On Benin’s voodoo holiday, followers pray and sacrifice for peace

The national voodoo holiday in the West African country of Benin had a distinctively political accent this year as practitioners from Africa and the Americas gathered to offer prayers and sacrifices for peace. Hundreds of followers of the traditional religion gathered in the Atlantic coast town of Ouidah, once an important port in the slave trade, to pray for calm during the tiny country’s presidential election scheduled for February. David Kofi Aza, a well-known priest, said last month that an oracle named Fa had predicted dozens of deaths in post-electoral violence because the loser would refuse to cede to the winner. The oracle did not reveal how the crisis would be resolved, Aza said.

The elections will pass in a peaceful manner in the name of the bounties of the ancestors.

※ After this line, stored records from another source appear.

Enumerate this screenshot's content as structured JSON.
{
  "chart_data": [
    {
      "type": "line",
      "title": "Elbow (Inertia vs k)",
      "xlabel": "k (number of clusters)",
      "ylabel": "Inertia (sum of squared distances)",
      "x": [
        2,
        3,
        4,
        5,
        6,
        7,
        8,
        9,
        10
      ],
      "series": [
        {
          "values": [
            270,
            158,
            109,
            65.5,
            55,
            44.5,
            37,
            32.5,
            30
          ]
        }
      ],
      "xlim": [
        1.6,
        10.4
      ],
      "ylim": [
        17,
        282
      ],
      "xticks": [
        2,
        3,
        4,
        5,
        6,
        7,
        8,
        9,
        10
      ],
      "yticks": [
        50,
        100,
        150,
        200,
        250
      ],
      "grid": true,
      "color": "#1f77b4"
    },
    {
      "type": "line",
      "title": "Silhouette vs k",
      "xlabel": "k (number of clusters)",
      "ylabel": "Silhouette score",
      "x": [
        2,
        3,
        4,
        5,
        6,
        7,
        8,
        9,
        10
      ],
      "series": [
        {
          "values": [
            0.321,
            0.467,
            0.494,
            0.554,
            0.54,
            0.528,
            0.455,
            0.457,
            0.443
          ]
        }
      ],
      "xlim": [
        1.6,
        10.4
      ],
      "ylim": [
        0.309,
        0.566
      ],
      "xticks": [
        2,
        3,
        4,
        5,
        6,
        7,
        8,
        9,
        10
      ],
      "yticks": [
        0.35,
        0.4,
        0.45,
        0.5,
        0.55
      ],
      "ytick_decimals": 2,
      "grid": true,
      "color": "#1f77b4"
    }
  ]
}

Spiritual leader Daagbo Hounan Houna II

At the ceremony in Ouidah, spiritual leader Daagbo Hounan Houna II appealed to the dead to help keep order during the vote. Further inland in Savalou, the hometown of Prime Minister Lionel Zinsou, priests and dignitaries set a chicken on fire at a ceremony before spreading its blood and palm oil on a fetish made out of cowrie shells and sand. The election campaign has been overshadowed by a controversy over the ruling party’s choice of Zinsou as its candidate, a pick approved by outgoing president Thomas Boni Yayi.